What Travelers Should Expect in the Coming Days
Industry observers say the immediate priority for airlines and regulators is passenger safety, followed by restoring predictability where possible in an environment that remains highly fluid. In practical terms, travelers across China should be prepared for longer check-in queues, last-minute gate changes, technical fuel stops on long haul routes and rolling schedule updates as carriers digest overnight developments in the US–Iran confrontation.
Airports including Beijing Capital, Shanghai Pudong, Guangzhou Baiyun, Chengdu Tianfu and Zhengzhou Xinzheng have stepped up public announcements and on-site assistance teams, but the sheer volume of delayed and cancelled services means that information lags remain common.
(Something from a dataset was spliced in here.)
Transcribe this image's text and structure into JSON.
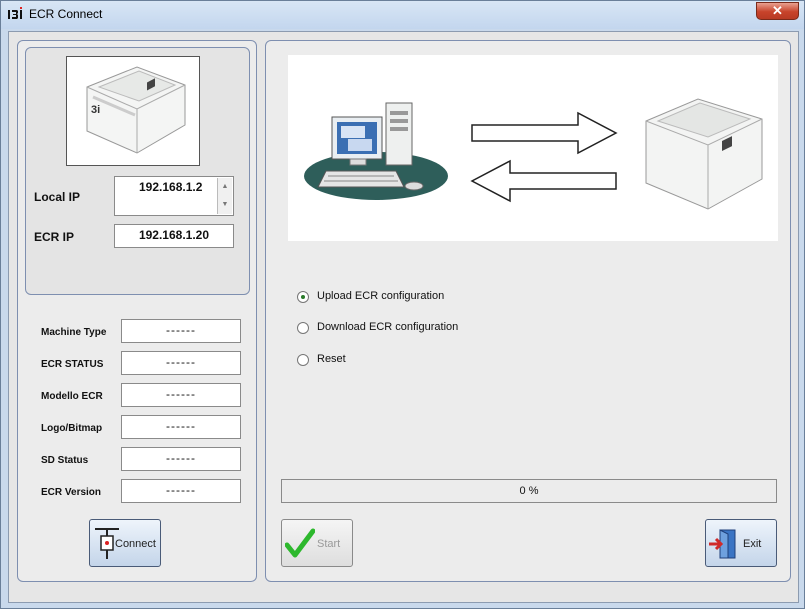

Travelers transiting via the Middle East or holding tickets with affected airlines are being urged by agents to build in generous connection times or, where feasible, shift to routings via Northeast Asia or Europe.
Analysts expect that once Middle Eastern airspace begins to reopen, a secondary wave of disruption is likely as airlines reposition aircraft, clear passenger backlogs and normalize crew rotations. For Chinese travelers in particular, the episode is a stark reminder of the fragility of global air connectivity at a time of heightened geopolitical tension, and of how quickly a conflict thousands of kilometers away can strand them at home or halfway around the world.